Y’all know this about me by now: I typically only write book reviews when something is either worth recommending or has seriously offended me for some reason. I don’t write a whole lot of mixed reviews. Every so often I’ll encounter a book that I really liked and can’t explain why, but for the most part my book reviews around here are raves of some variety or another.

(Why is the name of the book not in the title of the review, like usual? I’m actually trying to dodge easy Google hits on this one. I have at least one negative review of a book where I like every other single book that author has written that gets more traffic than it ought to and I don’t especially want that to happen with this one.)

Anyway. I finished K.S. Villoso’s The Wolf of Oren-Yaro yesterday. I picked it up based on several strong mentions online from people I trust, plus the author is a Filipino woman and the notion of epic fantasy from the Philippines is attractive.
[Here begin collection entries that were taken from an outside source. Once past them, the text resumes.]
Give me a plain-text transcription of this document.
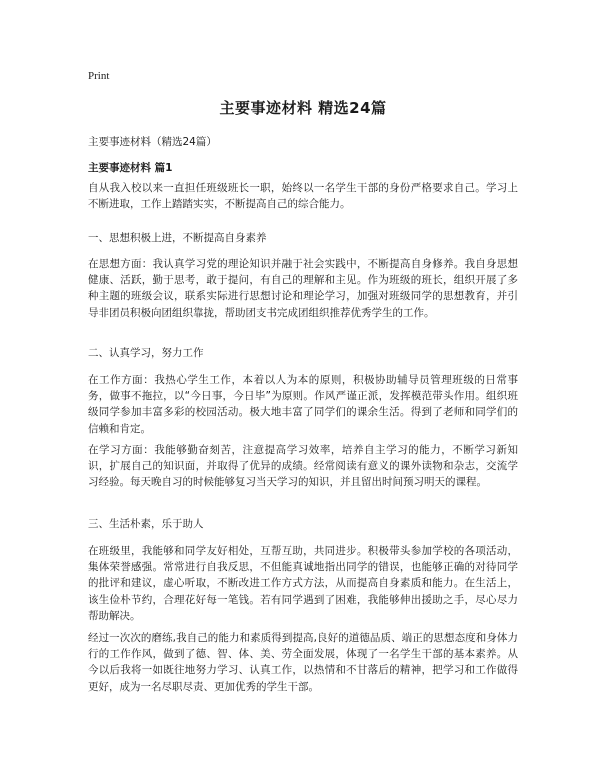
Print
主要事迹材料 精选24篇
主要事迹材料（精选24篇）
主要事迹材料 篇1

自从我入校以来一直担任班级班长一职，始终以一名学生干部的身份严格要求自己。学习上不断进取，工作上踏踏实实，不断提高自己的综合能力。

一、思想积极上进，不断提高自身素养

在思想方面：我认真学习党的理论知识并融于社会实践中，不断提高自身修养。我自身思想健康、活跃，勤于思考，敢于提问，有自己的理解和主见。作为班级的班长，组织开展了多种主题的班级会议，联系实际进行思想讨论和理论学习，加强对班级同学的思想教育，并引导非团员积极向团组织靠拢，帮助团支书完成团组织推荐优秀学生的工作。

二、认真学习，努力工作

在工作方面：我热心学生工作，本着以人为本的原则，积极协助辅导员管理班级的日常事务，做事不拖拉，以“今日事，今日毕”为原则。作风严谨正派，发挥模范带头作用。组织班级同学参加丰富多彩的校园活动。极大地丰富了同学们的课余生活。得到了老师和同学们的信赖和肯定。

在学习方面：我能够勤奋刻苦，注意提高学习效率，培养自主学习的能力，不断学习新知识，扩展自己的知识面，并取得了优异的成绩。经常阅读有意义的课外读物和杂志，交流学习经验。每天晚自习的时候能够复习当天学习的知识，并且留出时间预习明天的课程。

三、生活朴素，乐于助人

在班级里，我能够和同学友好相处，互帮互助，共同进步。积极带头参加学校的各项活动，集体荣誉感强。常常进行自我反思，不但能真诚地指出同学的错误，也能够正确的对待同学的批评和建议，虚心听取，不断改进工作方式方法，从而提高自身素质和能力。在生活上，该生俭朴节约，合理花好每一笔钱。若有同学遇到了困难，我能够伸出援助之手，尽心尽力帮助解决。

经过一次次的磨练,我自己的能力和素质得到提高,良好的道德品质、端正的思想态度和身体力行的工作作风，做到了德、智、体、美、劳全面发展，体现了一名学生干部的基本素养。从今以后我将一如既往地努力学习、认真工作，以热情和不甘落后的精神，把学习和工作做得更好，成为一名尽职尽责、更加优秀的学生干部。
And … damn. I finished the book, but I finished it seriously disappointed. The biggest problem that this book has is that the main character, the Bitch Queen (the series is actually called the Annals of the Bitch Queen) and the titular Wolf, probably has less agency in this book than any character I can remember short of Arthur Dent. You can get away with writing a book about a character whose decisions have no impact on the plot if you’re writing a comedy about someone the reader is supposed to feel sorry for, but when the main character is supposed to be a queen, only she consistently makes terrible decisions throughout the book and most of the time after she makes those terrible decisions they are immediately rendered irrelevant through external events, you probably need to go back and reconsider a little bit.

I have never in my life read something where a single character is captured or has her plans derailed so many times in the same book, by so many different people. And, like, she’ll manage to escape, or be rescued, and then the exact same shit happens again. And it’s really frustrating, because there’s a good story in here somewhere, to the point where I might actually buy the sequel, believe it or not– it’s just that the main character is damn near unbearable. There are signs of her claiming some agency toward the end of the book, so maybe she’ll be better in the sequel, and once you get beyond the character work, the world is interesting, and the writing is strong, it’s just that Queen Talyien is a black hole of a character and since she’s the sole POV character it’s a real problem.

I spent the entire book wondering what Cersei Baratheon or Celaena Sardothien might do in the same circumstances, and … that’s really not a good sign, right?

Blech. I started Deborah Hewitt’s The Nightjar last night and so far the first 60 pages are pretty promising. Hopefully that’ll wash the taste out a little bit.

11:43 AM, Tuesday April 21: 788,920 confirmed cases (we will likely crack 800K today) and 42,458 American deaths.